Возле автостанции он свернул налево, в темное, скупо освещенное уличными фонарями ущелье улицы. Вот и знакомый поворот во двор со знакомой, очень знакомой выбоиной на въезде. Костылев притормозил, но удар все равно получился слишком резким. Подвеска ухнула, крякнула, в багажнике глухо лязгнуло железо.

— Твою мать! — привычно выругался Костылев, на первой передаче вползая в темный двор.

Бледные лучи фар высветили пыльный борт какого-то незнакомого микроавтобуса, припаркованного почти на том самом месте, где Костылев обычно ставил свою машину. Он обогнул этот рыдван, въехал двумя колесами на бордюр, остановился и сдал назад, почти вплотную притершись своим задним бампером к заляпанному погибшей мошкарой передку микроавтобуса. Белые фонари заднего хода погасли, когда он выключил передачу; вслед за ними погасли и рубиновые габаритные огни. Плоская морда стоявшего позади микроавтобуса погрузилась в темноту. Костылев открыл дверцу и выбрался из машины на еще дышащий дневным теплом асфальт.

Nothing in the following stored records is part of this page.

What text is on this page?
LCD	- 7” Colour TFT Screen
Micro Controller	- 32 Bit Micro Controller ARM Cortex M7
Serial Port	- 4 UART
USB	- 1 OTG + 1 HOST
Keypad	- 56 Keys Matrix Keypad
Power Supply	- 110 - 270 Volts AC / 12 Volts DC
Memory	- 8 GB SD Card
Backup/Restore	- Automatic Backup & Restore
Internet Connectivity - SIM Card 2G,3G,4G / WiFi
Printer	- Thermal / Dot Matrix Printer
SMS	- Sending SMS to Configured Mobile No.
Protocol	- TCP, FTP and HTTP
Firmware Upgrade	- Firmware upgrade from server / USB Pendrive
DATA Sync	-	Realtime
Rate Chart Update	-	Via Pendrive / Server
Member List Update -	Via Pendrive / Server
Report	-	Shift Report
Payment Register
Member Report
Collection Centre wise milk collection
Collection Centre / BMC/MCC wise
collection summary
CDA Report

В то же мгновение двери микроавтобуса распахнулись, как по команде, — обе передние и боковая, пассажирская. Из автобуса горохом посыпались какие-то люди, и кто-то сразу, без предисловий, насел на Костылева сзади, обхватив его поперек туловища и прижав локти к бокам. Кто-то еще подскочил сбоку и попытался накинуть ему на голову какую-то тряпку — судя по некоторым признакам, пыльный джутовый мешок. Нападавшие не просили закурить, не интересовались, который час, и вообще обошлись без предварительной подготовки. Они действовали молча, напористо и грубо, и Костылев как-то сразу понял, что незнакомцы намерены загрузить его в свой микроавтобус и увезти в неизвестном направлении.

Надо полагать, этих людей нанял кто-то, кому непобедимость Костыля давно стояла поперек глотки и кто многое бы отдал, лишь бы незаметно убрать его с ринга. Костылев не стал думать о том, почему в таком случае его просто не пырнули в спину ножом; он вообще ни о чем не стал думать, а для начала провел примитивный тройной удар: каблуком в голень, ребром ладони в пах, затылком в лицо, — и позади глухо охнули, выпустили его локти и с шумом сели на асфальт. “Ни хрена себе, профессор”, — простонали оттуда. Костылев не понял, что имел в виду ночной налетчик, а разбираться не было времени.

В воздухе опять темным крылом мелькнул мешок. Костылев увернулся и от души врезал человеку с мешком в солнечное сплетение. Этот мешок его почему-то особенно раздражал, и удар получился, как в лучшие времена, — противник даже не вякнул, а просто исчез в темноте, уйдя, по всей видимости, в глухой аут.

Противников было пятеро, но сначала они дрались как-то вяло и даже не столько дрались, сколько делали вид, что дерутся, а сами все время пытались навалиться на Костылева всем скопом, прижать к земле, скрутить и лишить возможности сопротивляться. Костылев понял это почти сразу и постарался не дать им шанса осуществить свое намерение. Тогда они постепенно вошли в раж и начали драться по-настоящему — то есть так, как умели. А умели они весьма скверно, ни одного Мурзы среди них не было, а были только здоровенные неуклюжие быки, и Костылев валял их по двору в свое удовольствие — так, что только кусты трещали да глухо бухало железо, когда кто-нибудь в очередной раз со всего маху прилипал к борту микроавтобуса. Потом все они куда-то исчезли; Костылев догнал последнего и мощным пинком забил его в открытую дверцу микроавтобуса, который, оказывается, уже завелся. Следующий пинок пришелся в многострадальный борт, а потом водитель наконец со скрежетом и хрустом воткнул передачу, машина тронулась и задним ходом очень быстро выкатилась со двора, на прощанье ослепив Костылева светом фар.